Abstract
A rural-urban digital divide persists in the United States, despite significant efforts and successes in closing the gap, exacerbating uneven access to education, employment, healthcare, and innovation. As artificial intelligence (AI) has become a larger factor in our daily lives, this digital divide has spilled over into a rural-urban AI-divide, with urban adults of working age using AI at twice the rate of their rural counterparts. But the AI-divide may not be fully explained by differential access. This work uses an experimental design with random assignment to identify motivational aspects of the rural-urban AI-divide. In the study, participants engage in two rounds of an online task. In the first round, participants learn how to use a Caesar cipher to encode a word. In the second round, participants are asked if they would like to continue to perform the Caesar cipher task or learn a new encoding skill and use this skill to complete a task that will earn them a higher piece rate per correctly answered question. The information provided about the new skill differs by randomly assigned experimental condition. In the no information condition, participants are only told they will learn a new encoding skill. In the coding skill condition, participants are told they will learn how to use computer programming for encoding. In the AI skill condition, participants are told they will learn an AI-related skill for encoding. In all three conditions, the skill and tasks are identical – participants learn how to use a simple Python script to encode words with a Caesar cipher. We also implement a version of this experiment that uses the same three conditions but does not allow participants to choose the task they complete in the second round.
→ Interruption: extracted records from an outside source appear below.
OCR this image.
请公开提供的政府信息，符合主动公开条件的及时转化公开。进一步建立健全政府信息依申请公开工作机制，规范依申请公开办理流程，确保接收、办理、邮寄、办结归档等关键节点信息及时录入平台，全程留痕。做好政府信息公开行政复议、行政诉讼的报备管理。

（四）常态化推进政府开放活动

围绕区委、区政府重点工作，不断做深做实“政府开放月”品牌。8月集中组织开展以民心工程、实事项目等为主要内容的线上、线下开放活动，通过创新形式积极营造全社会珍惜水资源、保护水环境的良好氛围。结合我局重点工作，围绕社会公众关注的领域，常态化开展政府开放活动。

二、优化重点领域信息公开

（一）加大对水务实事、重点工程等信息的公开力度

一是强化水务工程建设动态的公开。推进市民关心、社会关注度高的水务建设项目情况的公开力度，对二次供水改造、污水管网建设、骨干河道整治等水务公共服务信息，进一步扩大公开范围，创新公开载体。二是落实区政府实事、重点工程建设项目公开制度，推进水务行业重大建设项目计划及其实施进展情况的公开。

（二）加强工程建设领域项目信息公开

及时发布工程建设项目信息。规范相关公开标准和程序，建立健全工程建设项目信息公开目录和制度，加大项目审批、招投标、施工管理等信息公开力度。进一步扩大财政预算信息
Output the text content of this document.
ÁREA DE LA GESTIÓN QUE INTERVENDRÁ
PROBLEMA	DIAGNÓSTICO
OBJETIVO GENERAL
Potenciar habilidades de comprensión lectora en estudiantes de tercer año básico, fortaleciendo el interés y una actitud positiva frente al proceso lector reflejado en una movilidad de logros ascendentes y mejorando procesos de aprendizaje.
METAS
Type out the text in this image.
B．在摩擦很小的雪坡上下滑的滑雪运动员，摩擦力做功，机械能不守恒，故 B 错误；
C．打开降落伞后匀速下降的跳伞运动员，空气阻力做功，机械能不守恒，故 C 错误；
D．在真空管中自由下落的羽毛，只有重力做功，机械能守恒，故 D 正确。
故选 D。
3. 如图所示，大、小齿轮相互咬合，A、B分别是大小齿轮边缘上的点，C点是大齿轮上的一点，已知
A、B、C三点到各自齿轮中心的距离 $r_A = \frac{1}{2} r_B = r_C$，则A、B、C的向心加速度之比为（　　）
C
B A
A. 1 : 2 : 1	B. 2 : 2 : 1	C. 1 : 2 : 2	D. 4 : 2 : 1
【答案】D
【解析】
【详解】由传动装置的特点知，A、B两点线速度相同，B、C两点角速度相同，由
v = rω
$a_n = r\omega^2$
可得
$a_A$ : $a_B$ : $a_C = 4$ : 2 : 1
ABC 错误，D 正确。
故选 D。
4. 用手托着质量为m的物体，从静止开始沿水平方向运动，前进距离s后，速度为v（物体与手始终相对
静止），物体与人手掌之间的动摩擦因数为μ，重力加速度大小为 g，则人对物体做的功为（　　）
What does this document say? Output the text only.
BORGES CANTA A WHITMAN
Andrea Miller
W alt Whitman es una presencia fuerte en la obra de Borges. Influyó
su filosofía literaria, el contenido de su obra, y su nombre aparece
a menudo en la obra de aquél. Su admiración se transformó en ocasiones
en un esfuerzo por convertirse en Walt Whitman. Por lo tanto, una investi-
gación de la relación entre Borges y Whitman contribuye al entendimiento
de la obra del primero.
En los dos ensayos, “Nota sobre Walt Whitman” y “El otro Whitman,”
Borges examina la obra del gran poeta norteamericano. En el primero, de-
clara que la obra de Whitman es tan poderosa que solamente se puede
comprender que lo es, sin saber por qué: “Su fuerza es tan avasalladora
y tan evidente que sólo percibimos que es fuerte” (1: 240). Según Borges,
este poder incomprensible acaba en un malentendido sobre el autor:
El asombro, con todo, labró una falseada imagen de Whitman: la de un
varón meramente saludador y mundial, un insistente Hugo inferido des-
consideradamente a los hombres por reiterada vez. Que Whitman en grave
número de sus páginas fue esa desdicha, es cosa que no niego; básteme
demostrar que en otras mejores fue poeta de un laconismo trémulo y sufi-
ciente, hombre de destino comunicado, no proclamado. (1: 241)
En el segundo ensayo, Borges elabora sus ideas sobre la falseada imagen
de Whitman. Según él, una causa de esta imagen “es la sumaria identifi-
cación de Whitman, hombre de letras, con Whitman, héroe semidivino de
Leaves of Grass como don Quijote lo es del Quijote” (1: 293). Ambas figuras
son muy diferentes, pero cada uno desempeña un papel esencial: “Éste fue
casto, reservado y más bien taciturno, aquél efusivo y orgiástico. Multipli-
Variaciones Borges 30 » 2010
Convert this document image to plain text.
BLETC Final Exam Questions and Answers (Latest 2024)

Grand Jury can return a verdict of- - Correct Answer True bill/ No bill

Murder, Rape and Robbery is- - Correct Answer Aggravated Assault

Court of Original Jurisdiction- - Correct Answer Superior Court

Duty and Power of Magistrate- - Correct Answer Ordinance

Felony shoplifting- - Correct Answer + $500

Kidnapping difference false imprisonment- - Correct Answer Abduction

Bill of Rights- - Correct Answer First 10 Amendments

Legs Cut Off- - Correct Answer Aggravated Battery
After completing the second round, participants are asked to complete a survey about their AI experiences, attitudes, and beliefs. Finally, they answer a few sociodemographic questions.
This work explores whether take-up of the new skill in Round 2 differs by experimental condition and by rural residence. Our design also allows us to determine whether engaging with the AI-related skill alters perceptions of the benefits of AI and confidence in AI-skill ability.